Hibernian also paid tribute on their website, and reprinted an article from a match programme of 2011 which captured the astonishing impact he made during his first handful of games at Easter Road. “A goal on his debut – a consolation effort as Stein inspired Rangers to a thumping 6-1 win – was followed by an incredible hat-trick against Lokomotiv Leipzig in a Fairs Cup tie,” the article wrote.
“But that feat was bettered in his next match, when he put four past Greenock Morton to make it eight goals in his opening three games as a Hibernian player. . .
“Blessed with a sure touch with both feet, excellent awareness and, even at 5ft 8in, a potent threat in the air, McBride was instrumental in some stirring triumphs for Hibernian. Arguably his finest hour was against his former club Celtic in September 1970, when he delivered two sweetly struck goals that were lionised for many years afterwards.”
McBride left Easter Road shortly after a change of manager. He was 33 at the time, an age thought of as close to retirement in those days, but that performance against Celtic just months earlier had shown that he was far from a spent force.

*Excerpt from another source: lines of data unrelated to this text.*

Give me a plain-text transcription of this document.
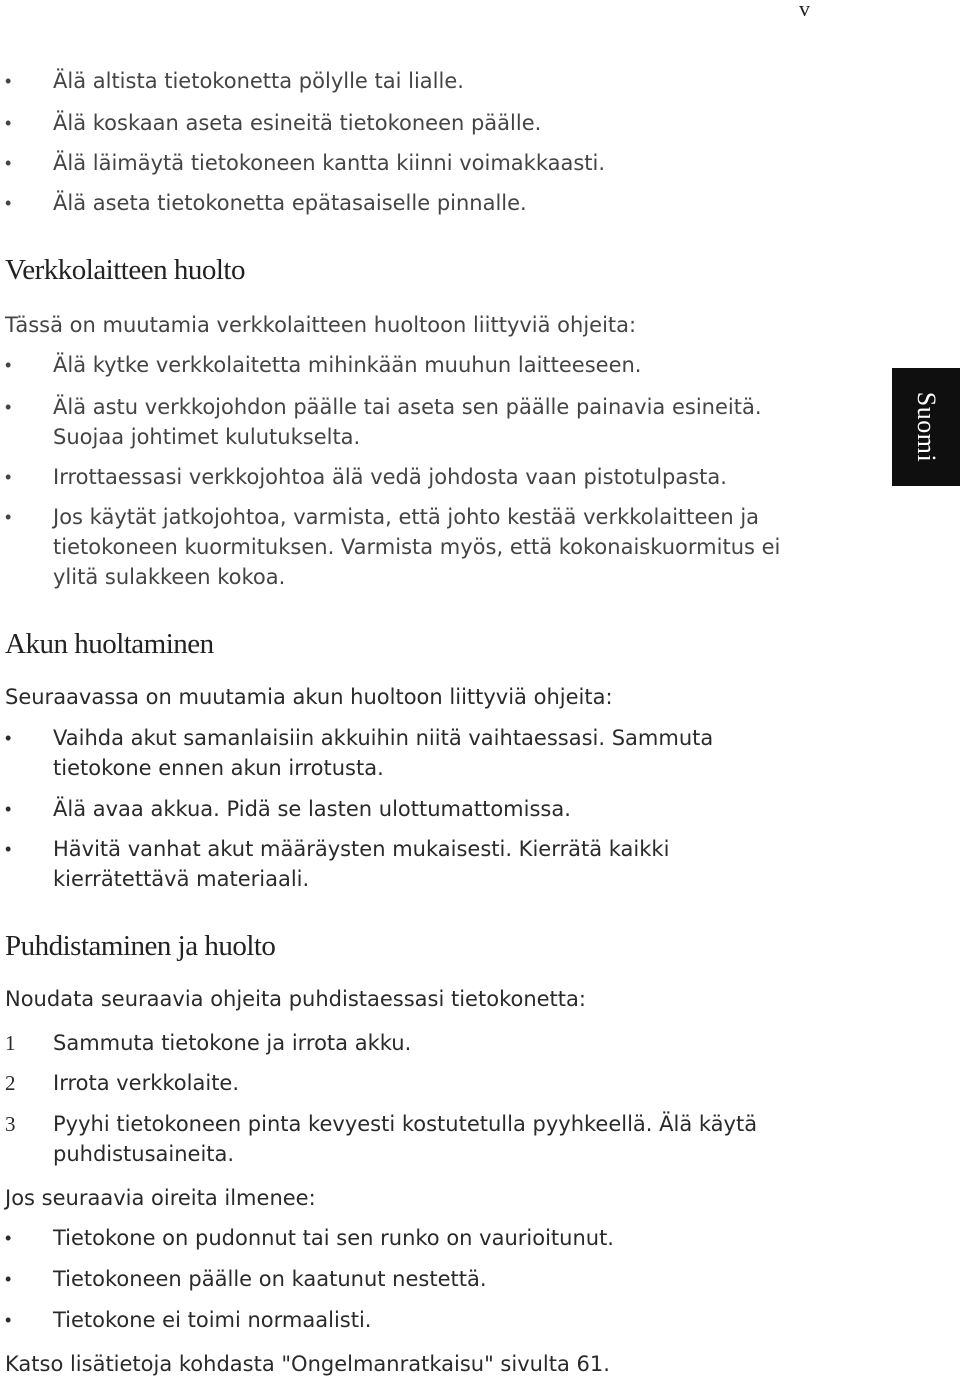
v
Suomi
•	Älä altista tietokonetta pölylle tai lialle.
•	Älä koskaan aseta esineitä tietokoneen päälle.
•	Älä läimäytä tietokoneen kantta kiinni voimakkaasti.
•	Älä aseta tietokonetta epätasaiselle pinnalle.
Verkkolaitteen huolto

Tässä on muutamia verkkolaitteen huoltoon liittyviä ohjeita:

•	Älä kytke verkkolaitetta mihinkään muuhun laitteeseen.
•	Älä astu verkkojohdon päälle tai aseta sen päälle painavia esineitä. Suojaa johtimet kulutukselta.
•	Irrottaessasi verkkojohtoa älä vedä johdosta vaan pistotulpasta.
•	Jos käytät jatkojohtoa, varmista, että johto kestää verkkolaitteen ja tietokoneen kuormituksen. Varmista myös, että kokonaiskuormitus ei ylitä sulakkeen kokoa.
Akun huoltaminen

Seuraavassa on muutamia akun huoltoon liittyviä ohjeita:

•	Vaihda akut samanlaisiin akkuihin niitä vaihtaessasi. Sammuta tietokone ennen akun irrotusta.
•	Älä avaa akkua. Pidä se lasten ulottumattomissa.
•	Hävitä vanhat akut määräysten mukaisesti. Kierrätä kaikki kierrätettävä materiaali.
Puhdistaminen ja huolto

Noudata seuraavia ohjeita puhdistaessasi tietokonetta:

1	Sammuta tietokone ja irrota akku.
2	Irrota verkkolaite.
3	Pyyhi tietokoneen pinta kevyesti kostutetulla pyyhkeellä. Älä käytä puhdistusaineita.

Jos seuraavia oireita ilmenee:

•	Tietokone on pudonnut tai sen runko on vaurioitunut.
•	Tietokoneen päälle on kaatunut nestettä.
•	Tietokone ei toimi normaalisti.

Katso lisätietoja kohdasta "Ongelmanratkaisu" sivulta 61.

Yet, for all that he arguably still had a lot to offer Scottish football, McBride did not linger long at Dunfermline or Clyde, and put his conviviality to good use in a new career as a publican.
That same virtue was just as
effective latterly, when he worked for Celtic again, behind the scenes this time. There are many players – some of the greatest among them – who are praised only for their achievements on the pitch, not for their lives away from the game.
Joe McBride was quite different. A man who was regarded fondly for his deeds as a footballer, but if anything remembered with even more affection for his unassuming friendliness.